Note that this slope is smaller than the 1.33 estimated in the Week 8
simple regression. This is expected: when
data_infrastructure_score is added to the model, it absorbs
some of the explanatory work previously attributed to
data_products_score alone.
data_infrastructure_score (0.41):
Holding the other variables constant, each 1-point increase in data
infrastructure score is associated with an average increase of 0.41
points in overall score. This confirms that infrastructure has an
independent contribution to overall performance beyond what data
products alone capture.
high_income (4.20): Controlling for
both sub-indicator scores, High income countries score approximately 4.2
points higher on average than non-High income countries. This residual
income effect is smaller than the raw group difference seen in the Week
8 ANOVA (≈ 25 points), which makes sense: much of that gap was already
explained by the sub-indicator scores themselves. The remaining 4.2
points may reflect structural advantages in governance, institutional
stability, or data funding not captured by the two sub-scores.

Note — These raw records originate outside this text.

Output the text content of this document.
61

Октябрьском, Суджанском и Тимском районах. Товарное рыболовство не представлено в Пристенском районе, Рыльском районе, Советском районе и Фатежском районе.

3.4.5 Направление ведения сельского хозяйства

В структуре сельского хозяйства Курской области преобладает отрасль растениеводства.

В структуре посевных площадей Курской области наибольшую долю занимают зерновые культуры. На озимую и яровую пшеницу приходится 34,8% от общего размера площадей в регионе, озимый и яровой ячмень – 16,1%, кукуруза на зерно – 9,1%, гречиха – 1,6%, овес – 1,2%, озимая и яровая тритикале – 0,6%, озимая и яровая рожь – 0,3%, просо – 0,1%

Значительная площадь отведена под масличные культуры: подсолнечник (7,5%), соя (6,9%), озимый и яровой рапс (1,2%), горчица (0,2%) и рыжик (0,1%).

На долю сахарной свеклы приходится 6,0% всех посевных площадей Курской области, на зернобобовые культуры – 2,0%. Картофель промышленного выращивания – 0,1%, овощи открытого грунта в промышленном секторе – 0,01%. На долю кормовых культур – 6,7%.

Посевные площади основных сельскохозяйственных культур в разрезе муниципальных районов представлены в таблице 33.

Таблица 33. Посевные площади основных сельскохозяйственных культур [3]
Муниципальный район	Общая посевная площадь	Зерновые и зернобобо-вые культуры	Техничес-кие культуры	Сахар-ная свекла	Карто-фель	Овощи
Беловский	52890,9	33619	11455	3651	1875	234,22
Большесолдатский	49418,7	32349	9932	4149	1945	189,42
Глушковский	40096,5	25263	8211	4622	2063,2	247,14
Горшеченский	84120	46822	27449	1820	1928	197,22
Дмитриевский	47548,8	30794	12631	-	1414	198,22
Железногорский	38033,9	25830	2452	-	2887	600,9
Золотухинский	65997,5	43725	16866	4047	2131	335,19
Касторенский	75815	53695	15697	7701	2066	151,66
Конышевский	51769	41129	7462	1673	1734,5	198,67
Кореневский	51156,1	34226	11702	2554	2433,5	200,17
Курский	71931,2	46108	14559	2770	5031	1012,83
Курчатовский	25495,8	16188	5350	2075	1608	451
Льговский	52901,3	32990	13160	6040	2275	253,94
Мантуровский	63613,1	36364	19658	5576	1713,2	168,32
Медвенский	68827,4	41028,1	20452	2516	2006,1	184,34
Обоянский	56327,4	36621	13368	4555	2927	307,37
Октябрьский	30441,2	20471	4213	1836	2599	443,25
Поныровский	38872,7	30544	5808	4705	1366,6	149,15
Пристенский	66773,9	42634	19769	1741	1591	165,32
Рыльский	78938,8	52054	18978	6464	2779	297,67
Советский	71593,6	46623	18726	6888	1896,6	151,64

The model’s R² = 0.90, meaning the three predictors
together explain approximately 90% of the variation in
overall_score across countries. This is a substantial
improvement over the Week 8 simple regression (R² = 0.67), confirming
that data_infrastructure_score and high_income
add meaningful explanatory power. The adjusted R² = 0.90 as well,
indicating that the improvement is not simply a consequence of adding
more variables.
Running a regression model is not sufficient on its own. The validity of the model’s conclusions depends on whether key assumptions are reasonably satisfied. Five diagnostic plots are used here to evaluate the model systematically.
# Residuals vs. fitted values
gg_resfitted(lm_model) +
geom_smooth(se = FALSE, color = "steelblue", linewidth = 0.8) +
labs(title = "Residuals vs. Fitted Values")
## Warning: Using `size` aesthetic for lines was deprecated in ggplot2 3.4.0.
## ℹ Please use `linewidth` instead.
## ℹ The deprecated feature was likely used in the lindia package.
## Please report the issue at <https://github.com/yeukyul/lindia/issues>.
## This warning is displayed once per session.
## Call `lifecycle::last_lifecycle_warnings()` to see where this warning was
## generated.
## `geom_smooth()` using method = 'loess' and formula = 'y ~ x'
What to look for: If the linearity assumption holds and errors have constant variance (homoscedasticity), the residuals should be randomly scattered around zero with no discernible pattern across the range of fitted values.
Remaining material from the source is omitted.